Zero Trust Segmentation – Building resilience in cloud security
It's evident that organisations need a stronger operational framework that allows them to reduce risk and secure cloud resources in a more cost-effective and proactive way, and that's exactly what Zero Trust is designed to do.
The Zero Trust framework, which I designed as a Forrester analyst nearly a decade ago, is based on the premise that no user or asset is to be implicitly trusted. It also advocates for organisations to operate under the assumption that a breach has already occurred (or inevitably will occur) and, therefore, proactively limit access so that not every user, device, or application has carte blanche access to the entire network or enterprise. In essence, all users must be continuously verified to shrink the attack surface.
Zero Trust tools like Zero Trust Segmentation (also known as microsegmentation) play a vital role in helping organisations comply with and meet their Zero Trust objectives.

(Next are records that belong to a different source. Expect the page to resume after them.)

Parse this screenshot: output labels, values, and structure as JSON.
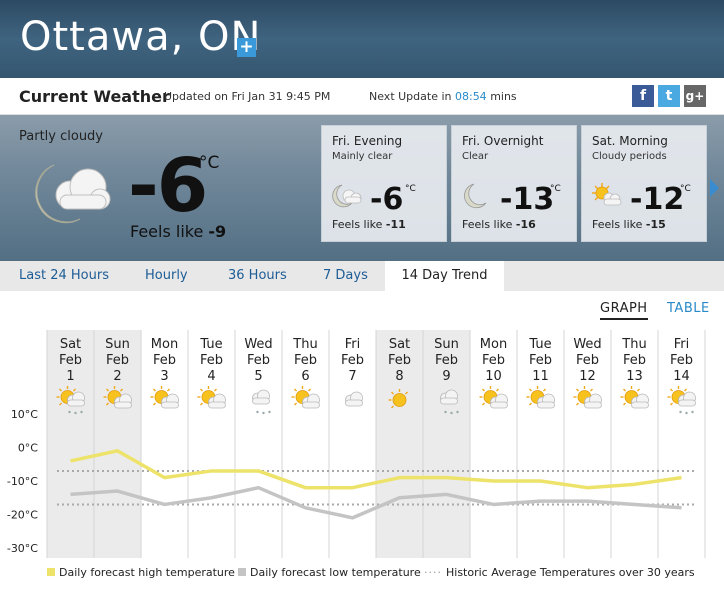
{
  "header": {
    "city": "Ottawa, ON",
    "add_label": "+"
  },
  "current_bar": {
    "title": "Current Weather",
    "updated": "Updated on Fri Jan 31 9:45 PM",
    "next_label": "Next Update in",
    "countdown": "08:54",
    "countdown_unit": "mins",
    "social": [
      "f",
      "t",
      "g+"
    ]
  },
  "current": {
    "condition": "Partly cloudy",
    "temp": "-6",
    "unit": "°C",
    "feels_label": "Feels like",
    "feels_value": "-9",
    "icon": "moon-cloud-icon"
  },
  "forecast_cards": [
    {
      "period": "Fri. Evening",
      "desc": "Mainly clear",
      "temp": "-6",
      "unit": "°C",
      "feels_label": "Feels like",
      "feels": "-11",
      "icon": "moon-cloud-icon"
    },
    {
      "period": "Fri. Overnight",
      "desc": "Clear",
      "temp": "-13",
      "unit": "°C",
      "feels_label": "Feels like",
      "feels": "-16",
      "icon": "moon-icon"
    },
    {
      "period": "Sat. Morning",
      "desc": "Cloudy periods",
      "temp": "-12",
      "unit": "°C",
      "feels_label": "Feels like",
      "feels": "-15",
      "icon": "sun-cloud-icon"
    }
  ],
  "tabs": [
    "Last 24 Hours",
    "Hourly",
    "36 Hours",
    "7 Days",
    "14 Day Trend"
  ],
  "active_tab": "14 Day Trend",
  "view_toggle": {
    "graph": "GRAPH",
    "table": "TABLE",
    "active": "GRAPH"
  },
  "colors": {
    "high": "#ede36a",
    "low": "#c4c4c4",
    "historic": "#aaaaaa",
    "link": "#2a8ac8"
  },
  "chart_data": {
    "type": "line",
    "categories": [
      "Sat Feb 1",
      "Sun Feb 2",
      "Mon Feb 3",
      "Tue Feb 4",
      "Wed Feb 5",
      "Thu Feb 6",
      "Fri Feb 7",
      "Sat Feb 8",
      "Sun Feb 9",
      "Mon Feb 10",
      "Tue Feb 11",
      "Wed Feb 12",
      "Thu Feb 13",
      "Fri Feb 14"
    ],
    "days": [
      {
        "dow": "Sat",
        "mon": "Feb",
        "day": "1",
        "icon": "snow-cloud-sun-icon",
        "weekend": true
      },
      {
        "dow": "Sun",
        "mon": "Feb",
        "day": "2",
        "icon": "sun-cloud-icon",
        "weekend": true
      },
      {
        "dow": "Mon",
        "mon": "Feb",
        "day": "3",
        "icon": "sun-cloud-icon",
        "weekend": false
      },
      {
        "dow": "Tue",
        "mon": "Feb",
        "day": "4",
        "icon": "sun-cloud-icon",
        "weekend": false
      },
      {
        "dow": "Wed",
        "mon": "Feb",
        "day": "5",
        "icon": "snow-cloud-icon",
        "weekend": false
      },
      {
        "dow": "Thu",
        "mon": "Feb",
        "day": "6",
        "icon": "sun-cloud-icon",
        "weekend": false
      },
      {
        "dow": "Fri",
        "mon": "Feb",
        "day": "7",
        "icon": "cloud-icon",
        "weekend": false
      },
      {
        "dow": "Sat",
        "mon": "Feb",
        "day": "8",
        "icon": "sun-icon",
        "weekend": true
      },
      {
        "dow": "Sun",
        "mon": "Feb",
        "day": "9",
        "icon": "snow-cloud-icon",
        "weekend": true
      },
      {
        "dow": "Mon",
        "mon": "Feb",
        "day": "10",
        "icon": "sun-cloud-icon",
        "weekend": false
      },
      {
        "dow": "Tue",
        "mon": "Feb",
        "day": "11",
        "icon": "sun-cloud-icon",
        "weekend": false
      },
      {
        "dow": "Wed",
        "mon": "Feb",
        "day": "12",
        "icon": "sun-cloud-icon",
        "weekend": false
      },
      {
        "dow": "Thu",
        "mon": "Feb",
        "day": "13",
        "icon": "sun-cloud-icon",
        "weekend": false
      },
      {
        "dow": "Fri",
        "mon": "Feb",
        "day": "14",
        "icon": "snow-cloud-sun-icon",
        "weekend": false
      }
    ],
    "series": [
      {
        "name": "Daily forecast high temperature",
        "values": [
          -4,
          -1,
          -9,
          -7,
          -7,
          -12,
          -12,
          -9,
          -9,
          -10,
          -10,
          -12,
          -11,
          -9
        ]
      },
      {
        "name": "Daily forecast low temperature",
        "values": [
          -14,
          -13,
          -17,
          -15,
          -12,
          -18,
          -21,
          -15,
          -14,
          -17,
          -16,
          -16,
          -17,
          -18
        ]
      },
      {
        "name": "Historic Average Temperatures over 30 years",
        "values_high": -7,
        "values_low": -17
      }
    ],
    "yticks": [
      "10°C",
      "0°C",
      "-10°C",
      "-20°C",
      "-30°C"
    ],
    "ylim": [
      -30,
      10
    ]
  },
  "legend": [
    "Daily forecast high temperature",
    "Daily forecast low temperature",
    "Historic Average Temperatures over 30 years"
  ]
}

Segmentation enables organisations to adapt quickly and effectively to the cloud's inherent complexities, providing dynamic and responsive security that matches the fluid nature of cloud-based operations. In compliance with the Zero Trust framework, segmentation is designed to help modern enterprises detect and quickly isolate critical assets within the cloud when compromised, reducing the attack surface and eliminating the risk of lateral movement.
As security leaders increasingly shift their focus to minimising the 'blast radius' of an attack, 98% of IT and security leaders in Australia believe that segmenting critical assets is a necessary step to secure cloud-based projects.
Overall, as businesses continue to harness and operate in the cloud at scale, it's clear that cloud security demands a radical rethinking of our security strategies, with Zero Trust leading the charge. It's imperative for organisations looking to navigate the complexities of the cloud to be able to safeguard their most valuable assets as new threats evolve. By implementing dynamic defences like segmentation, organisations can ensure their move to the cloud does not compromise their security posture. Instead enhancing their ability to respond to and recover quickly from incidents, ensuring their next breach does not jeopardise their most critical assets, reputation, and trust.